By Rob Olson, President
Record Flight in 2012?
A shift in duck production has put different species over your decoys
September 17, 2012
I can just imagine that duck hunters across many parts of North America uttered an audible "huh?" followed by some serious head scratching after seeing our July press release touting this spring's duck count as the highest ever.
Keep in mind that this year's spring survey by the U.S. Fish and Wildlife Service and the Canadian Wildlife Service is a function of last year's hatch, which means by extension, last hunting season must've been a record flight of ducks, too. I can tell you from the many comments I've received that duck hunters in the south and on the east and west coasts aren't buying it.
So what's up? Have duck managers lost their minds?
No. The answer is the source of your ducks have changed dramatically, and so has the makeup of the fall flight. In the 1950s, Prairie Canada sent many more millions of sprig down all of the flyways, and many more Alberta mallards down the West Coast. Those days are gone. We've traded pintails for gadwalls, and swapped bluebills for teal and shovelers.
The Conservation Reserve Program has been a duck hunter's best friend. The Dakotas nowadays produce more ducks than all of Prairie Canada. We are all fortunate for the U.S. Farm Bill's impact, but the shift has big implications. Gadwalls, shovelers and blue-winged teal are the breeding kings of the Dakotas. Pintails have benefitted from the CRP-driven duck boom in the Dakotas, too, but not as much as other species.
For many hunters, gadwalls are not as desirable as the regal sprig. And pintails produced in the Dakotas don't go to sprig-centric hunters in California's Central Valley. Yes, the pintail production of the Dakotas has helped give left-coasters another sprig in the bag, but not necessarily provided more pintails to shoot at.
Other than Cajuns, I haven't seen many hunters treasure the newfound gadwall abundance. And spoonies: They're not what y'all are looking for. But wow, did CRP ever give you a bunch more than you've ever seen!
Bluewings have exploded to all time highs thanks to CRP. While they are a "good duck" in most folks' eyes, they aren't a "big duck." They motor down the flyways early and don't stick around for the main duck season. Greenwings are through the roof nowadays, too. They are fun to shoot, but again, they are "small ducks" and carry much less value to hunters than greenheads.
In the new world order of ducks, spoonies, gadwalls, bluewings and greenwings make up 44 percent of the fall flight, compared to just 17 percent in the glory days of the 1950s and 1970s, when mallards, pintail and bluebills filled the skies.
Although 'bills have made a nice comeback, they've not made it back to the peak numbers of the early 1980s. Bluebills built the duck hunting culture of Minnesota and Wisconsin, but years of depressed bag limits have had a lot of black-and-white dekes gathering dust in the back of sheds. Time will tell if they get dusted off.
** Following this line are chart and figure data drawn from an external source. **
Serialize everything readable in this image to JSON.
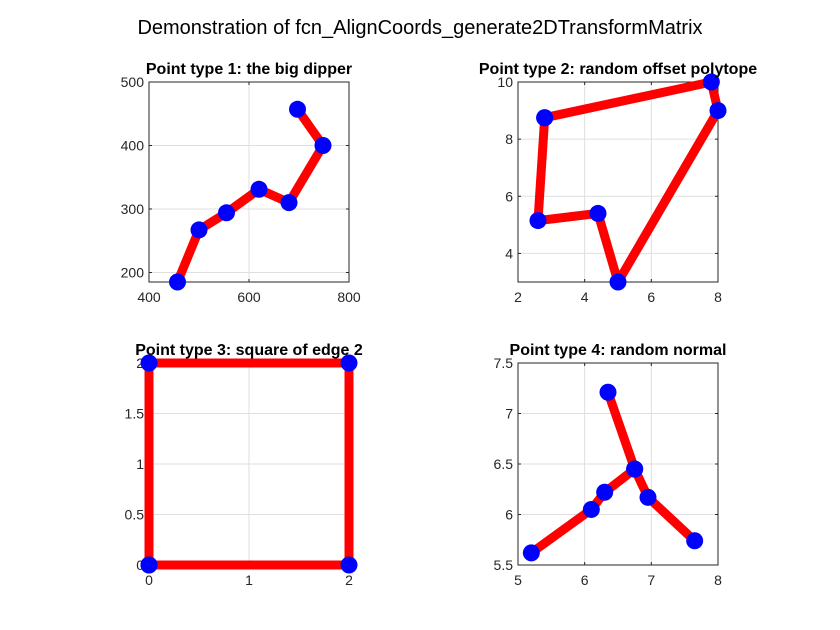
{
  "figure": {
    "title": "Demonstration of fcn_AlignCoords_generate2DTransformMatrix"
  },
  "colors": {
    "line": "#ff0000",
    "marker": "#0000ff",
    "axis": "#262626",
    "grid": "#dfdfdf"
  },
  "chart_data": [
    {
      "type": "line",
      "title": "Point type 1: the big dipper",
      "xlim": [
        400,
        800
      ],
      "ylim": [
        185,
        500
      ],
      "xticks": [
        400,
        600,
        800
      ],
      "yticks": [
        200,
        300,
        400,
        500
      ],
      "grid": true,
      "x": [
        457,
        500,
        555,
        620,
        680,
        748,
        697
      ],
      "y": [
        185,
        267,
        294,
        331,
        310,
        400,
        457
      ]
    },
    {
      "type": "line",
      "title": "Point type 2: random offset polytope",
      "xlim": [
        2,
        8
      ],
      "ylim": [
        3,
        10
      ],
      "xticks": [
        2,
        4,
        6,
        8
      ],
      "yticks": [
        4,
        6,
        8,
        10
      ],
      "grid": true,
      "x": [
        2.8,
        7.8,
        8.0,
        5.0,
        4.4,
        2.6,
        2.8
      ],
      "y": [
        8.75,
        10.0,
        9.0,
        3.0,
        5.4,
        5.15,
        8.75
      ]
    },
    {
      "type": "line",
      "title": "Point type 3: square of edge 2",
      "xlim": [
        0,
        2
      ],
      "ylim": [
        0,
        2
      ],
      "xticks": [
        0,
        1,
        2
      ],
      "yticks": [
        0,
        0.5,
        1,
        1.5,
        2
      ],
      "grid": true,
      "x": [
        0,
        2,
        2,
        0,
        0
      ],
      "y": [
        0,
        0,
        2,
        2,
        0
      ]
    },
    {
      "type": "line",
      "title": "Point type 4: random normal",
      "xlim": [
        5,
        8
      ],
      "ylim": [
        5.5,
        7.5
      ],
      "xticks": [
        5,
        6,
        7,
        8
      ],
      "yticks": [
        5.5,
        6,
        6.5,
        7,
        7.5
      ],
      "grid": true,
      "x": [
        5.2,
        6.1,
        6.3,
        6.75,
        6.35,
        6.75,
        6.95,
        7.65
      ],
      "y": [
        5.62,
        6.05,
        6.22,
        6.45,
        7.21,
        6.45,
        6.17,
        5.74
      ]
    }
  ]
}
Which brings us to mallards, which are at numbers comparable to the peak years of the 1950s and 1970s, but it's warmer now on average. You know what that means: they don't migrate all of the way south. Our research has shown that harvest has shifted later, and you probably already knew it. Last year was a big mallard flight year, but more than 50,000 of them stayed on Devil's Lake, N.D., all winter — Devil's Lake in January for Pete's sake.
So while CRP has given us a lot of ducks in the past 20 years — and liberal seasons — the abundant ducks have changed. We need to adapt, too. My advice: Get out there and fill your straps with bluewings. We need to appreciate the gadwall a little more. What a beautiful bird and underrated on the table, too. And here's some heresy: Knock a few spooners down — they're just a magnum bluewing.
If the snow zone isn't pushing down through South Dakota, and we aren't complaining about cold weather up here in Canada, head north to Oklahoma, Missouri, Kansas and South Dakota and get with the greenheads.
Let's appreciate the abundance in front of us, and do it soon, because CRP is going away fast. At Delta, we're working on new ways to produce more ducks in a post-CRP world, with a real focus on mallards. Young ducks have a way of curing most of what is ailing us in the duck blind.
Here's wishing all of you a great, safe season.
P.S. Send me your spoonie pictures.
Rob Olson is president of Delta Waterfowl.